• John Lowry

Cacho Dante - A Milonguero's Take on International Tango

Cacho Dante (1939 - 2019) was another of the milongueros dancing in Buenos Aires towards the end of "The Golden Age of Tango". We are blessed that some of the stories of these milongueros was documented in interviews and blog posts while there was still a living memory of Tango as it developed to its peak of popularity and its zenith as a unique dance and expression of human emotion.


As a teenager, Cacho only danced in his local Flores neighborhood, (as was usual at the time) when his father confronted him, "Do you want to get married?" Cacho said no, then the father said, "Then why are you dancing here?" "Well, because I know the girls," Cacho replied. "Stop messing around," said his father, "and go downtown." (PractiMilonguero)

The complete interview

So Cacho went into the heart of tango, downtown Buenos Aires, and learned to dance at the larger milonga salons. Dancing on the crowded floors of the large milongas demanded a closer embrace and a more controlled dance than the less crowded floors of the suburbs. It was there that Cacho refined his dance to the great orchestras of the 50's.

The Argentine dictatorships of the 1960's and 70's felt threatened by the large gatherings of people at the milongas. They harassed and arrested the young men who attended the milongas, and Cacho gave up and stopped dancing for over 20 years. (ReporTango)

When the dictatorships failed and tango returned, Cacho and other older milongueros returned to the salons. Their dance skills, which had been suppressed for an entire generation, were sought out by younger dancers trying to learn tango.

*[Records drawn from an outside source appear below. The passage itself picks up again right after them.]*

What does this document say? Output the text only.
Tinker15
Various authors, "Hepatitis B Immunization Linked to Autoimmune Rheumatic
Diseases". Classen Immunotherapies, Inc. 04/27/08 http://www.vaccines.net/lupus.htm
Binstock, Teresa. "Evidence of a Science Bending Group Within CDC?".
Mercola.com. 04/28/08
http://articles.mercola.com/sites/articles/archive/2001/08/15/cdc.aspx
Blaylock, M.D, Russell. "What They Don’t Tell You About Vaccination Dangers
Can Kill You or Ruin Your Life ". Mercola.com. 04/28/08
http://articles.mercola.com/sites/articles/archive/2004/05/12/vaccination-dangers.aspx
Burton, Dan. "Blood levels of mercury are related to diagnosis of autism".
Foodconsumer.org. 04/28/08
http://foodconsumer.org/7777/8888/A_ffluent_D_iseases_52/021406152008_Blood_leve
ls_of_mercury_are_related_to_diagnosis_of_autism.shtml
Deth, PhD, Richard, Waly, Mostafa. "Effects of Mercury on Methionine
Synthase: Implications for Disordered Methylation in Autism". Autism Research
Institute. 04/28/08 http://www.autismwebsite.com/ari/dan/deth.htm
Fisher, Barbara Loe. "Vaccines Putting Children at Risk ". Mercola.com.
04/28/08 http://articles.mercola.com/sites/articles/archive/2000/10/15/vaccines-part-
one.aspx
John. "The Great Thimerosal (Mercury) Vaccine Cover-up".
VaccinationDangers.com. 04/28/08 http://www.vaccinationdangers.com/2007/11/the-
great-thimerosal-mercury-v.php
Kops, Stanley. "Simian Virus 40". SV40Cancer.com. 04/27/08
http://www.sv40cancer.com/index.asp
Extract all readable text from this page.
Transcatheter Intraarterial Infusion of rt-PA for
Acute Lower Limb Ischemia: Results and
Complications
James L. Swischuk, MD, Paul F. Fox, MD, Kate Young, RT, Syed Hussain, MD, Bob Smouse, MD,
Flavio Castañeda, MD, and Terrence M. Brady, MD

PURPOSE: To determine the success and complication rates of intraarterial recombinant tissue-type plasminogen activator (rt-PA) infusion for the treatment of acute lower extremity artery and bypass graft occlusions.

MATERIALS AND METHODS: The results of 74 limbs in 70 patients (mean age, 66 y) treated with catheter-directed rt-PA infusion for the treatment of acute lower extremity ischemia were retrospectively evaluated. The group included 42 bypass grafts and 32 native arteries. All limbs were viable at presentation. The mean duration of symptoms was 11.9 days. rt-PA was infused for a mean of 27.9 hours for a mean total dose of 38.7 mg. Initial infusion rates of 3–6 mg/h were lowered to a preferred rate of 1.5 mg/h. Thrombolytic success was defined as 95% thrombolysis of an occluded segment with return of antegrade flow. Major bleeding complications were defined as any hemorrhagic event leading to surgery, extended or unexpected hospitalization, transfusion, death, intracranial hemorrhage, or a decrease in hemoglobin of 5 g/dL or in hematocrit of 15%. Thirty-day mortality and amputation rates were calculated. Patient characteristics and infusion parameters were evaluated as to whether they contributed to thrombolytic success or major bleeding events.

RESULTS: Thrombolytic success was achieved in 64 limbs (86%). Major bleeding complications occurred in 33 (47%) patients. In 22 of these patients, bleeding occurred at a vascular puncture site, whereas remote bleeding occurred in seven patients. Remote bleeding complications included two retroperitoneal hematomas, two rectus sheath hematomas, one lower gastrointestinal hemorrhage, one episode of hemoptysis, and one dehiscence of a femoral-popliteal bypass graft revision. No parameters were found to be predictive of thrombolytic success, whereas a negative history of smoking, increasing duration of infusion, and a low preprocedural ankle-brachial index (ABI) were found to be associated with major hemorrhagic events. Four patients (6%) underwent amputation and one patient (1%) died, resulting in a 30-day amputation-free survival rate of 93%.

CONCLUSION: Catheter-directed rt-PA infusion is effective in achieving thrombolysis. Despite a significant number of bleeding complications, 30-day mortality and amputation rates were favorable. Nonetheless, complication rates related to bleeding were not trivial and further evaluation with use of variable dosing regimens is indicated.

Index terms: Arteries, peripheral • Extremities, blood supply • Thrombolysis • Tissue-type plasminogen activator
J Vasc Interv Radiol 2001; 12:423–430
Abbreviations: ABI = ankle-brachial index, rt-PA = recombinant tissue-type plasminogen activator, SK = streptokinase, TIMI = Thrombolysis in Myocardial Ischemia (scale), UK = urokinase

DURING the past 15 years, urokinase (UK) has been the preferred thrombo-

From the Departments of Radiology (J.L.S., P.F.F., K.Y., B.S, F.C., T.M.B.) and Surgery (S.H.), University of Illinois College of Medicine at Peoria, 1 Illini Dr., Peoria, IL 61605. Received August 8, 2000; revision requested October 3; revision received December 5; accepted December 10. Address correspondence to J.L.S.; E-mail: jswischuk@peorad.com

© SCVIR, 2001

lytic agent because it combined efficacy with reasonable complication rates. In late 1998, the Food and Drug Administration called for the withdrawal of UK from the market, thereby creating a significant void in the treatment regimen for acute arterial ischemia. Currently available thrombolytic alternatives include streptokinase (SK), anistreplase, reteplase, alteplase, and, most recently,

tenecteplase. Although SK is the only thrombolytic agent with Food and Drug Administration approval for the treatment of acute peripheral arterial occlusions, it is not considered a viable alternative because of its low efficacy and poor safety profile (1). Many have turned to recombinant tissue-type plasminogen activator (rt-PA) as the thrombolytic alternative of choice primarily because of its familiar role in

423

The Tango and Trapeze Acts (A Milonguero's take on the International Tango revival).

Posted by cachodante

Thirty years ago, the tango wasn’t a trapeze act. It didn’t have choreographies, and the woman was not just a follower, she was to whom the tango was dedicated. Around that time, under the pressure of the dictatorship in Argentina, many milongueros stopped dancing. They were tired of getting picked up by the authorities every weekend to see if they had a police record. Some milongueros went back to the neighbourhood clubs where they had to dance with their neighbours, their cousins, the sisters of friends — all under the watchful eyes of mothers. It was an enormous bore.


The guys at that time had already surpassed the stage of steps. They had already passed through the filter: When they didn’t really know how to dance, they did 20 steps; when they knew a bit more, they did 10; and when they really knew what they were doing, they danced five… but with real quality.


The rest they learned from the orchestras at the time: how to navigate the dance floor; how to mark the rhythm. They danced then to some of the best orchestras, live every day, Osvaldo Pugliese, Anibal Troilo, Juan D’Arienzo, Francisco Canaro, Alfredo Gobbi, etc.


Later, everything changed. The tango climbed onto the trapeze and became choreographed. And it became a dance of the deaf. The dance floor today also sometimes seems like a war zone. Women don’t even get the chance to choose their partners. Men snatch them from the tables as if they were fruit in a supermarket bin.


When some of the milongueros returned to dance, myself included, we wanted to be in style, to learn choreographies. But it was too late for that because for us, it was more important to be appreciated by the woman than to be admired by those who liked to be seen. Women chose the tango milonguero. They embraced the old guys and then later embraced the young ones as well. Even if we milongueros are fat and bald, we still carry our heads high and have plenty of women to dance with.


Sometimes you hear that tango milonguero will die with the last milonguero. But those who say that don’t seem to be aware that the last one is only 17 years old and is already teaching the dance.


Nowadays, we dance to orchestras and singers that are long gone. The sons of the great orchestra leaders, as children do, did not listen to their parents. Today, unfortunately, there isn’t really any new music to dance to. The orchestras now knock themselves out to follow the singers, whereas in the old days the singer was just another instrument. (That is changing today, thanks in great part to Ignacio Varchausky and the Tango Orchestra School. After years of experimenting with 'fusion" music, new bands are emerging with their own sound, but respecting the music and the history).


The Tango, some say, is growing. Others say it is getting fat. I believe it is swollen, like someone who has eaten too much. Luckily, the example of the milonguero exists and it is not by chance, nor just because it is something in vogue that some young people here and other people abroad dance in a close embrace and fly. To fly, you must have your feet firmly on the earth. We Pugliese fans plant our feet on the dance floor and we fly with our torsos. There is no other way to dance the silences and the pauses. With D’Arienzo, you dance in fourth gear, with Pugliese, in first. For Pugliese, you must lower the turns and with D’Arienzo, lift them.



The tango is a feeling that is danced. That’s why it is not choreographed, though it can have sequences, like all feelings. You can dance love, rage, happiness, pleasure, every mood. The tango is not a dance to demonstrate ability but rather an interpretation of feeling. It is not just moving your feet and posturing. The tango is Argentine, but it belongs to all those who understand its feelings and its codes.


Guys, to dance tango, you must listen to the heart of the woman.